Yes, there’s a potential risk here. But there are two possible approaches to this risk:

  1. Decide that there’s no possible solution, and therefore the power of a system like Symbian Signed should be criticised and diminished
  2. Work to support more of the decision making happening in a fully transparent and independent way, outside of the influence of mixed motivations.

The second approach is what’s happening with the Symbian Foundation. The intent with the Symbian Foundation is to push into the public sphere, not only more and more of the source code of the Symbian Platform, but also as much of the decision-making as possible – including the rules and processes for approval for Symbian Signing.

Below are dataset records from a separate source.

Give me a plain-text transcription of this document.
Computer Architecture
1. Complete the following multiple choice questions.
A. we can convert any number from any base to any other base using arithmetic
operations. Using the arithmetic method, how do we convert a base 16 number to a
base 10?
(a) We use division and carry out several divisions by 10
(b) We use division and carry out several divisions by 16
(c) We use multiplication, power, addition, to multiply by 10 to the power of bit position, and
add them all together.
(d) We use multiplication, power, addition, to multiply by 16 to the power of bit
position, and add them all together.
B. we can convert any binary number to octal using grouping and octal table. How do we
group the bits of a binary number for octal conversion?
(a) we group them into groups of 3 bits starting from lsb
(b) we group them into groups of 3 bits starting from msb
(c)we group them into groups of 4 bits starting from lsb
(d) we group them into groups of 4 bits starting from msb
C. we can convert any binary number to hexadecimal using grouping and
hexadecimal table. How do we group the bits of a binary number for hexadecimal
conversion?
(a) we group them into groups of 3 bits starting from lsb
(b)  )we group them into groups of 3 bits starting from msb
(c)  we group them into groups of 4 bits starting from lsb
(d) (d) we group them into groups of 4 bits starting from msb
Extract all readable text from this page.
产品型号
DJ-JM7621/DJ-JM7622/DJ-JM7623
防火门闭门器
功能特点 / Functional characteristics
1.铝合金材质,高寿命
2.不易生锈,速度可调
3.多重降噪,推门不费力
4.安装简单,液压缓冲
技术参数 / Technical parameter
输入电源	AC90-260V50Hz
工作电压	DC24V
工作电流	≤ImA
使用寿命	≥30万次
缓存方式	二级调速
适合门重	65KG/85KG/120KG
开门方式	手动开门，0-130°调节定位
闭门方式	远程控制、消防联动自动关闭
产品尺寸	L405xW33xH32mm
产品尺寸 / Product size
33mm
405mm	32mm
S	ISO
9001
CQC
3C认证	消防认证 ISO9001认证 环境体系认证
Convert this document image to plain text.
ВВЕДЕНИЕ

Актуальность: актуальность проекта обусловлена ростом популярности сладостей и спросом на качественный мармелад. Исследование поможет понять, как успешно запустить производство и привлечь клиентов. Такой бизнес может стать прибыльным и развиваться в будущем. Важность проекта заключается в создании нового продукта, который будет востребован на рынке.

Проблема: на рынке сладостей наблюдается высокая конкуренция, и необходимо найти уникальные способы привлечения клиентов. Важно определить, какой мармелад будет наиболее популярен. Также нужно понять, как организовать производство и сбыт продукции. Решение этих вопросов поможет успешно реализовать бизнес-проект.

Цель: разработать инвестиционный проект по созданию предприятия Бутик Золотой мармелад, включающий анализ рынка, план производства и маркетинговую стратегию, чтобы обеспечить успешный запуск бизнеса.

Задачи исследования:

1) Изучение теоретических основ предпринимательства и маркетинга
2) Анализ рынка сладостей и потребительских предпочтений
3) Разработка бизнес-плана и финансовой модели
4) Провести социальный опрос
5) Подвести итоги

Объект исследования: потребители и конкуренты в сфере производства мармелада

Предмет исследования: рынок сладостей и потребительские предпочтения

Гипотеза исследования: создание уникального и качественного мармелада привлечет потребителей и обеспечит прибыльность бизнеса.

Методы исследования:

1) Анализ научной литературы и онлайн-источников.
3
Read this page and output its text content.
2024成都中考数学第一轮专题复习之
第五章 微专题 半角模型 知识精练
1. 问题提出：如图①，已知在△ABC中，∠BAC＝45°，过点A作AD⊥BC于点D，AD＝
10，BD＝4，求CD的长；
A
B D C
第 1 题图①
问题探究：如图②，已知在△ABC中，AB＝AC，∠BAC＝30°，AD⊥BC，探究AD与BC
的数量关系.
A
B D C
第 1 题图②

Incidentally, the likely real-world alternative to a single, unified scheme for reviewing and signing applications is that there will be lots of separately run, conflicting, fragmented signing schemes. That would be a BAD outcome.

3. A belief that openness trumps security

This brings us to the final factor. I suspect that people reason as follows:

  • OK, I see the arguments for security, and (perhaps) for quality assurance of applications
  • But Symbian Signed puts an obstacle in the way of openness, and that’s a worse outcome
  • Openness is the paramount virtue, and needs to win.

As a great fan of openness, I find myself tempted by this argument from time to time. But it’s a misleading argument. Instead, freedom depends on a certain stability in the environment (including a police force and environmental inspectors). Likewise, openness depends on a basic stability and reliability in the network, in the underlying software, and in the way the ecosystem operates. Take away these environmental stability factors, and you’ll lose the ability to meaningfully create innovative new software.

The intention behind Symbian Signed to help maintain the confidence of the industry in the potential of smartphones – confidence that smartphones will deliver increasing benefits without requiring debilitating amounts of support or maintenance.

It’s true that the rules of Symbian Signed can take a bit of learning. But hey, lots of other vital pieces of social or technical infrastructure likewise take time to appreciate. In my mind, the effort is well worth it: I see Symbian Signed as part of the bedrock of meaningful openness, instead of some kind of obstacle.